Do meu ponto de vista, o factor que pode estar a influenciar a situação que relataste (desconforto dentro de casa), é a %HR. Para que a pele se mantenha seca, o corpo dispende mais energia. Como no litoral a %HR é mais elevada, é normal que o desconforto térmico seja igual ou superior mesmo em situações em que a temperatura seja mais elevada. Também é normal no litoral ocorrer mais vento, que também contribui para o desconforto térmico.

PS: Nesta última semana, a temperatura no meu quarto desceu até os 5.4ºC mas não passo frio. Imagino que se estivesse em Lisboa ou em Braga com esta mesma temperatura no quarto, deveria sentir os lençois assim como que sensação de molhado (húmido e frio), insuportável. ;D


O conforto térmico depende de outros factores, entre os quais o nosso próprio metabolismo e a nossa actividade física (trabalho).

*** Equação do Conforto Térmico ***

S é um índice que mede a Acumulação de Calor, pode ser calculado da seguinte forma:

S = M-W , Metabolismo e trabalho  
-{3.05e-3*(5733-6.99(M-W)-pvap)}, Difusão de vapor 
-{0.42*((M-W)-58.15)}, Transpiração 
-{1.7e-5*M(5867- pvap)}, Respiração latente 
-{0.0014*M(34- Tar)}, Respiração sensível 
-{3.96e-8* fvest((Tvest+273)4-(Trad+273)4)}, Radiação 
-{fvest*h*(Tvest-Tar)}, Convecção 

Legenda:

Tar   : Temperatura seca do ar
pvap : Pressão parcial do vapor, função da humidade relativa e da pressão de saturação
Trad : Temperatura média radiante, termo extremamente difícil de definir com exactidão
Tvest: Temperatura do vestuário
h      : Coeficiente de convecção


----------



## JoniFili (9 Dez 2010 às 15:04)

Das respostas acima, há dois factores interessantes que me saltaram à vista. A percepção do frio e o frio que se passa em Portugal.

Tendo trabalhado e vivido bastante no estrangeiro, queixo-me sempre do frio que passo em Portugal pois de todo temos as casas preparadas para o frio.
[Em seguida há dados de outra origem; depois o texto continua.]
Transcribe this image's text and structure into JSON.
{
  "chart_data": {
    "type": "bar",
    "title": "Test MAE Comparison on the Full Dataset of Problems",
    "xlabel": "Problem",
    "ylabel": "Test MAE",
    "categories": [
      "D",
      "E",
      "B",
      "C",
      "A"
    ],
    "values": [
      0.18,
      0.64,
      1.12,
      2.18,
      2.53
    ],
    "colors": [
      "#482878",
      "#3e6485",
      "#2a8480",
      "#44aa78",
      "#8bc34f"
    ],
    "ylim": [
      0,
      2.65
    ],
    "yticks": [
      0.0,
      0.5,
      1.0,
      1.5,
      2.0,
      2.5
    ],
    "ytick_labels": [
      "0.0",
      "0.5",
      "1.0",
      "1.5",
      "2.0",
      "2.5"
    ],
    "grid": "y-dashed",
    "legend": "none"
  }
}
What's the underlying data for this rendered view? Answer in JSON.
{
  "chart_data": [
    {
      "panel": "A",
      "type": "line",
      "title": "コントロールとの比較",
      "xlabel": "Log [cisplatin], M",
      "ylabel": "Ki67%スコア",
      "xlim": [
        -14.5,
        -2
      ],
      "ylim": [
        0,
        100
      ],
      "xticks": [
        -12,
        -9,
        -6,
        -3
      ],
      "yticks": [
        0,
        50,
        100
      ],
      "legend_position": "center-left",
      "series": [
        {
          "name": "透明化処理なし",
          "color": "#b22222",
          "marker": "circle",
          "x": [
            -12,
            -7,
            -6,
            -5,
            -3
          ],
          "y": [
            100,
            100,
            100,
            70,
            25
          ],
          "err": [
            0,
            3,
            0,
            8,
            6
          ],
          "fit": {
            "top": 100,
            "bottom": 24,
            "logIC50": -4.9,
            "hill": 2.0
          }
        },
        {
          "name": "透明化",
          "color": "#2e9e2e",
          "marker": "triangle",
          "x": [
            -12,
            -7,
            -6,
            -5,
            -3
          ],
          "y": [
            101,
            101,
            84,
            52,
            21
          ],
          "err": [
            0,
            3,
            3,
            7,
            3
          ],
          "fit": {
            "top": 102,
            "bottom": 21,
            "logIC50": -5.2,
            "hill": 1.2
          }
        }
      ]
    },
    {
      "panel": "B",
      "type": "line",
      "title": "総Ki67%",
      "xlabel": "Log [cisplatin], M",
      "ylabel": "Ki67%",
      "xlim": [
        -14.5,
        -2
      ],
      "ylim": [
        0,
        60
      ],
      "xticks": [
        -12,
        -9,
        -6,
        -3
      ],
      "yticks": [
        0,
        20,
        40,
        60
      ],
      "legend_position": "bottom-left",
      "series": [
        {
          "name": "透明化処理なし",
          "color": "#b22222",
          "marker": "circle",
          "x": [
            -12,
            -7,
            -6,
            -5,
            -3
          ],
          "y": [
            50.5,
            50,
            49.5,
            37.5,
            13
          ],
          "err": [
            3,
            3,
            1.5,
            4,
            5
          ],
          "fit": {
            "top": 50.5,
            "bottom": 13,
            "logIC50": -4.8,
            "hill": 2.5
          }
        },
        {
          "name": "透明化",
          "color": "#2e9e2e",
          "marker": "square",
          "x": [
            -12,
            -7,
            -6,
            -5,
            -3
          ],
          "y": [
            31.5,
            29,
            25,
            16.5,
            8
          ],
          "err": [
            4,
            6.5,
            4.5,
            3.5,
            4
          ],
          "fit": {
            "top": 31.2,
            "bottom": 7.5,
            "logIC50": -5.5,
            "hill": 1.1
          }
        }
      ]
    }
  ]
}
Na minha opinião esta situação começou a acentuar-se após os anos 1960. Aqui em Lisboa há muito prédios anteriores a essa data que estavam equipados com aquecimento central (hoje na sua maioria desactivado ou mesmo retirados). Contudo com o início da promoção de Portugal como "pais do sol e da praia", e "onde faz sempre sol", convencemos-nos que isso era verdade e passamos a construir as casas sem protecção térmica. Paralelamente foi o tempo da electricidade barata, e os aquecimentos eléctricos pululavam. Agora começamos a inverter essa tendência dentro de casa, mas ainda há muito por fazer nos espaços públicos (cafés, por exemplo), que insistem em ter as portas escancaradas para a rua, faça frio ou calor.

Outra coisa que notei quando estava fora, é que todas as previsões meteo (por exemplo em Inglaterra) apresentam sempre o _wind chill factor_ dada a sua importância para a nossa percepção do frio. Em Portugal nunca vi essa informação em nenhuma previsão.

Às vezes penso que achamos que vivemos num país tropical...


----------